The Double Traverse: Sunrise & Dromedary Peaks
· Sunrise (AKA-O’Sullivan) Summit: 11,275
· Dromedary Summit: 11,107
· Elevation Gain: 5,500
· Distance: 10.2
· Total Time: 8:30
· Date: September 17, 2022
· Crew: Sean, Conner & me
I have been enamored with the Triple Traverse route for years as you get the opportunity to bag multiple peaks in a day and the technical nature of the route is enticing. The Triple Traverse loop starts and finishes in the S Turn parking lot which is 4 miles up Big Cottonwood Canyon. You can do the Triple Traverse clockwise which is up Mill B South Fork to Dromedary then to Sunrise then to Twin Peaks. Or you can go counterclockwise up Broads Fork to Twins, Sunrise, Dromedary then down Mill B. We elected to go counterclockwise up Broads Fork but since my hiking buddies and I had already summited Twins Peak in the past, we elected to just do the “double traverse”. In hindsight, that was a great call because the double took us 8.5 hours due to the technicality of the hike.

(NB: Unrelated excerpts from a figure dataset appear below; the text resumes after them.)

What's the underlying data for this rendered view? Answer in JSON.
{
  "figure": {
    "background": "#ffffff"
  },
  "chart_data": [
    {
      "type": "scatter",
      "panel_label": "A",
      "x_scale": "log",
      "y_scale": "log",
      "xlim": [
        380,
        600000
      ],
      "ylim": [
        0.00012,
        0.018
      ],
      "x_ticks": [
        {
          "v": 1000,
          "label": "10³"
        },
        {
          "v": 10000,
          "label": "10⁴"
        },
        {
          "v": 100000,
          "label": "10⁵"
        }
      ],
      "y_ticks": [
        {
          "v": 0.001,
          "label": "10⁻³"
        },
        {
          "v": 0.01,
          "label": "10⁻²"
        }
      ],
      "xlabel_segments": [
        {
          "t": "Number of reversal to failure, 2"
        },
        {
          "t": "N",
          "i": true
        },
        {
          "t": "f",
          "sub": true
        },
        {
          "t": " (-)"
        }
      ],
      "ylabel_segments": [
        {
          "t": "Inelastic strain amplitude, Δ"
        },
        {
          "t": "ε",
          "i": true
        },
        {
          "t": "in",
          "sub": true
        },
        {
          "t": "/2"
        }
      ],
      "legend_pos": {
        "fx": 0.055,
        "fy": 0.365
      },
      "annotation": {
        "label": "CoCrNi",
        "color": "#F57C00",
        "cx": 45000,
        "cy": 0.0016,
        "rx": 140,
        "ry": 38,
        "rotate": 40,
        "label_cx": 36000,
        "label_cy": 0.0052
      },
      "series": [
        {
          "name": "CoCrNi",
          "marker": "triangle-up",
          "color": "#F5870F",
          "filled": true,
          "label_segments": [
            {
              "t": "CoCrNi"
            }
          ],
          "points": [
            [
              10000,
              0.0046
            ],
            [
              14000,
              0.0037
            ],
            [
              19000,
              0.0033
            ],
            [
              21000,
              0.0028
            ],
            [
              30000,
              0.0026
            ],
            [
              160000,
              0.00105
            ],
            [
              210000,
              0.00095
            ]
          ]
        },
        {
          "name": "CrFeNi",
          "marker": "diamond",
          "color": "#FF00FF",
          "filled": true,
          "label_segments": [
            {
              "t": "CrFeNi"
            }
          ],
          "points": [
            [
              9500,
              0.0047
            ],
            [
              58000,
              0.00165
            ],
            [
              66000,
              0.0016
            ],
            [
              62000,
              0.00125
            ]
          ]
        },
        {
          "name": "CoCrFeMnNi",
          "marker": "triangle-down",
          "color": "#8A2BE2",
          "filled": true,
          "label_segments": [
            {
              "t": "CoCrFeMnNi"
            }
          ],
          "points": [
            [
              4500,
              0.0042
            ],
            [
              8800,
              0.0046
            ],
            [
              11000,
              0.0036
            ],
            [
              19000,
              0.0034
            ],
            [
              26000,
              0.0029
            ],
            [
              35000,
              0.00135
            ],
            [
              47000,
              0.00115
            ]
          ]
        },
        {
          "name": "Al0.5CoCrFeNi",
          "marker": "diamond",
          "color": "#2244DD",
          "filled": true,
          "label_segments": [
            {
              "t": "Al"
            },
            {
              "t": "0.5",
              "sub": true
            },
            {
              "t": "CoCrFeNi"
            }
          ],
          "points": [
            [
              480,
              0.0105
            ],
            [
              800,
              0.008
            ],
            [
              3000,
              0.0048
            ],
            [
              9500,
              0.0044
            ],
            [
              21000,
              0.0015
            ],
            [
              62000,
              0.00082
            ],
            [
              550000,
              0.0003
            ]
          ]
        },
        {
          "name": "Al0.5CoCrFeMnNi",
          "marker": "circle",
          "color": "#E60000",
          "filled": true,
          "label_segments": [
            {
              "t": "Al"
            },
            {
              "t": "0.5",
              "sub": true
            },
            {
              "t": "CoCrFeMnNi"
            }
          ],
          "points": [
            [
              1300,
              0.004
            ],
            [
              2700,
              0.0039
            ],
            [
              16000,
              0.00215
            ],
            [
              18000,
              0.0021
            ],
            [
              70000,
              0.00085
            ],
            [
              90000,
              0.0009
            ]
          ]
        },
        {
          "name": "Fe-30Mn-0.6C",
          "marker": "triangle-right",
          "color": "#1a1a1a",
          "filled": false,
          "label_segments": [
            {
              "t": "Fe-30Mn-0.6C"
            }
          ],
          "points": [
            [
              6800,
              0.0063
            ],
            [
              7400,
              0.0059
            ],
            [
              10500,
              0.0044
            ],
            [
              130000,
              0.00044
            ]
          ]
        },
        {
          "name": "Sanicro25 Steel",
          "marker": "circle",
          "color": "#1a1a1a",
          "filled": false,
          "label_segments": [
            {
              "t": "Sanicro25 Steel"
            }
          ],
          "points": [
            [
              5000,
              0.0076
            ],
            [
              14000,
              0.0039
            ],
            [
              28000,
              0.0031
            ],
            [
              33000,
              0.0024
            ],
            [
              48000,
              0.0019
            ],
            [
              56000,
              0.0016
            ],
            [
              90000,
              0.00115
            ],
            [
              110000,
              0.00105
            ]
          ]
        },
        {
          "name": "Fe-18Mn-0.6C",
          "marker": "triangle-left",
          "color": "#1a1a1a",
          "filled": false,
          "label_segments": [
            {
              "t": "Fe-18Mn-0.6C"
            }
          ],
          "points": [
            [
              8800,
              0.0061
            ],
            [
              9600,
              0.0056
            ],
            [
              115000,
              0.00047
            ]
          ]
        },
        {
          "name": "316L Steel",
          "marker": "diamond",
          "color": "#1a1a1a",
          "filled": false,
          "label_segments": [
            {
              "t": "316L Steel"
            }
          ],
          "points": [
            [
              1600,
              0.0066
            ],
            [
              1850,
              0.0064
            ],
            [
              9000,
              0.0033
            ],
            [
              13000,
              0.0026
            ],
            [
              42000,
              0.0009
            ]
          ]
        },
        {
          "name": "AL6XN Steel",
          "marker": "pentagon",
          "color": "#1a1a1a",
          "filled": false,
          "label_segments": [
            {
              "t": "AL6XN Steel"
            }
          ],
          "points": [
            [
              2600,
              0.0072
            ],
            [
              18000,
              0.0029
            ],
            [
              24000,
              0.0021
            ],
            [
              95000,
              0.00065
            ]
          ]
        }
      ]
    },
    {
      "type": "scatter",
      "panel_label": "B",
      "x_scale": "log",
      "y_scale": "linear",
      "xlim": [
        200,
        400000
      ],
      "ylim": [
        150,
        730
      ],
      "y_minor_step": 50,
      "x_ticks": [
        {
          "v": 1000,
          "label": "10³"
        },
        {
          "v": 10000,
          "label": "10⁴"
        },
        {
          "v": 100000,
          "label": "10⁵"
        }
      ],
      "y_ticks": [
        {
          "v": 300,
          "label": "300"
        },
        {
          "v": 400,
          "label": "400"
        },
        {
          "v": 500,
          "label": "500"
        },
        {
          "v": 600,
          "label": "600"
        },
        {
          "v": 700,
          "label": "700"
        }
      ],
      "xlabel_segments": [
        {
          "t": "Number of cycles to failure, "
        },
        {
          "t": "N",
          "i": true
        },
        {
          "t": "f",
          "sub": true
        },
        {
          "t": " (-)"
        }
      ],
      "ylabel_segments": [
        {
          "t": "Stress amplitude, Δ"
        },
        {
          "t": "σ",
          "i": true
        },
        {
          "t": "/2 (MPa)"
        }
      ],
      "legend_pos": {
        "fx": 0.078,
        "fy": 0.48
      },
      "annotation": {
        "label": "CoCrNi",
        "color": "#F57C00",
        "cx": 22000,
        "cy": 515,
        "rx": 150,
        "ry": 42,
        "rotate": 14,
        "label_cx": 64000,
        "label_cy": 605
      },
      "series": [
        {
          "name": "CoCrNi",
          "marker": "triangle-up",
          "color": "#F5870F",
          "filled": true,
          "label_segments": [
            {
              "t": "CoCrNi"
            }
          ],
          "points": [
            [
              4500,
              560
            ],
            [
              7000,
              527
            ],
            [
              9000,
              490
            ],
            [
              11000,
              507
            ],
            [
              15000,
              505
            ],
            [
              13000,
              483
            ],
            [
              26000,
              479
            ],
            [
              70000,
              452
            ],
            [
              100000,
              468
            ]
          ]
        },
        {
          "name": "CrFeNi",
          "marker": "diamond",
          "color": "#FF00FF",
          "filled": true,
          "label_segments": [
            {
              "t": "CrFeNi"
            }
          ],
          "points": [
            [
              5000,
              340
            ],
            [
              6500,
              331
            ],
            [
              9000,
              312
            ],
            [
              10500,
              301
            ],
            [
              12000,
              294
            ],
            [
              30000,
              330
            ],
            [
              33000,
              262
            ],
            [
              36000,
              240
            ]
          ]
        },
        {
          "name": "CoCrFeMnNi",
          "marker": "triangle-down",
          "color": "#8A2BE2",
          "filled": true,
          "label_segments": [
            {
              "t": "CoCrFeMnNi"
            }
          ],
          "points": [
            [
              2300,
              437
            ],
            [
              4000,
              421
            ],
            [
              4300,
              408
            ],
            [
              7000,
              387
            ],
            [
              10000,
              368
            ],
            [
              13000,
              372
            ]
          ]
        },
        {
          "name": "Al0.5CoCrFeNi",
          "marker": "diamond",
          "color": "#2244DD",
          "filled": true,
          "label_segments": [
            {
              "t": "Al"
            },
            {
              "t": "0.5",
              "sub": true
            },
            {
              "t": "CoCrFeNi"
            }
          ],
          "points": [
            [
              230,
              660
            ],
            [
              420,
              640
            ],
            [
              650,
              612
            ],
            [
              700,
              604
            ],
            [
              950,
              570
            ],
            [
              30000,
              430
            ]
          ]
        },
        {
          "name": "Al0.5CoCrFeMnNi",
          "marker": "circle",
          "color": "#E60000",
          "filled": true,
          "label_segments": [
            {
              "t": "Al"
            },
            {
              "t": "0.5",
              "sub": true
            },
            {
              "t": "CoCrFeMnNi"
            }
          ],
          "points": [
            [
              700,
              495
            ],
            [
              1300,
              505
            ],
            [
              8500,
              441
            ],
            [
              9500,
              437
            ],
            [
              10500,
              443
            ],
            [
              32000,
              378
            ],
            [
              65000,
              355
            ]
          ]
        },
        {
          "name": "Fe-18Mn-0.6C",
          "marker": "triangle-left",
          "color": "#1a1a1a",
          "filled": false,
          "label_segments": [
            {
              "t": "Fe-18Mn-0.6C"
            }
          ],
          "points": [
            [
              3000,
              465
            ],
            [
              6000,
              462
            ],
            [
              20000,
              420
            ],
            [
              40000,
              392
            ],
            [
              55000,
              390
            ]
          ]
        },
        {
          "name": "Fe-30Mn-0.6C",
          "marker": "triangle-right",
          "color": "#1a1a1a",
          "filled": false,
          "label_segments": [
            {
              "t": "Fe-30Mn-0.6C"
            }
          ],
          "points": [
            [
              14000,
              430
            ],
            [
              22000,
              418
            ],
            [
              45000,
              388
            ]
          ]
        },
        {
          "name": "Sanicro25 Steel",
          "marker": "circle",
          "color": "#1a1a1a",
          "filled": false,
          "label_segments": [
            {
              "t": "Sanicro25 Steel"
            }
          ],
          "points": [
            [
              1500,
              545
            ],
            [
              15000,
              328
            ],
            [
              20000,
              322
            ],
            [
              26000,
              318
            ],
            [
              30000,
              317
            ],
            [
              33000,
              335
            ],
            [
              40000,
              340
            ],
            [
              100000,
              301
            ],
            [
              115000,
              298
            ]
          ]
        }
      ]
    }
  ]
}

If we added on the Twins Peak summit, I estimate that it would take another 2 hours.
If you research Sunrise and Dromedary, there is not much info on these peaks as they are most certainly the lesser traveled 11,000 peaks in the Wasatch. From the S turn parking lot, take the Broads Fork trail. I am not going to go into detail on the lower section of Broads as I describe it in my Twins Peak post. Once you get through the Broads Fork meadow, it turns from grass to scree and at this point you have two route options to summit Sunrise: 1) head east towards the chute that leads you to the saddle between Sunrise and Dromedary (see pic below)
or 2) go to the ridge between Twin Peaks and Sunrise. We opted to go to the Twin Peaks/Sunrise saddle as we didn’t want to backtrack down from Sunrise to Dromedary. This saddle sits at 10,837 and it took us 3 hours to traverse the 4.2 miles and 4,600 elevation gain. Once you get to the Twin Peaks/Sunrise saddle, rehydrate and eat because it is about to get real. Even though there is only about 450 feet to the summit of Sunrise - it is very arduous. As we left the saddle, one of my buddies said, “this looks rather daunting” and that is an understatement. This is very important, as you leave the saddle heading east, you naturally want to climb up but hike out 10-20 yards and then drop down about 30-50 feet on the south side (Little Cottonwood side) as illustrated in the picture below.
This will wrap you around a bend and if you look up, you will see a peak but it isn’t Sunrise. There is another peak or false summit called Jepson Folly so don’t aim towards that peak as Sunrise is farther east. There is no defined route at this point so use your best navigational skills to find the path of least resistance as you aim east (your right) and up. This section is very cliffy and definitely a no fall zone. There are a few spots that are class 4 but it is doable as there are a lot of sturdy holds. Once we reached the Sunrise ridge, we were treated to a fog show as a wall of fog was billowing up from BCC and the winds from LCC were pushing it back.
When we summited Sunrise, I was relieved that we weren’t hiking back the way we came as I am not sure down hiking Sunrise towards Twins Peak would be possible. Our mission was to continue to Dromedary but the descent down the eastern ridge of Sunrise looked precarious as well. There was a well-defined trail down the east side of Sunrise and although it was steep- it was manageable.
The saddle between Sunrise & Dromedary is the top of Tanner’s Gulch which is a famous ski run/avalanche path.
Much like Sunrise, you will approach Dromedary from the south (LCC) and although it is not as technical as the Sunrise summit- it is still precipitous and exposed. We found a chute up the center and methodically made our way up the 300 foot face.
Both of these peaks offer amazing, panoramic views of BCC & LCC. Directly to the north, you are looking at Mt. Raymond and Gobblers in BCC and to the south you see White Baldy, Pfeifferhorn, Lone Peak and you can even see Mt. Timpanogos in the distance.
Now that you have two 11,000+ peaks and 5,500 under your belt, you think you are going to coast home but don’t be fooled. The descent down Dromedary is long and has a few spicy sections. I found myself in a bit of pickle on one of them and I threw my pack over the ledge so it wouldn’t get caught on a rock while on my back and it bounced down about 50 yards. There are no trails up/down Dromedary so aim towards the three lakes (Lillian, Florence & Blanche) and stay to the left on the descent.
Once you get to Lake Blanche, you feel like you are emerging back to civilization as you will encounter numerous people hiking up to the gorgeous lake.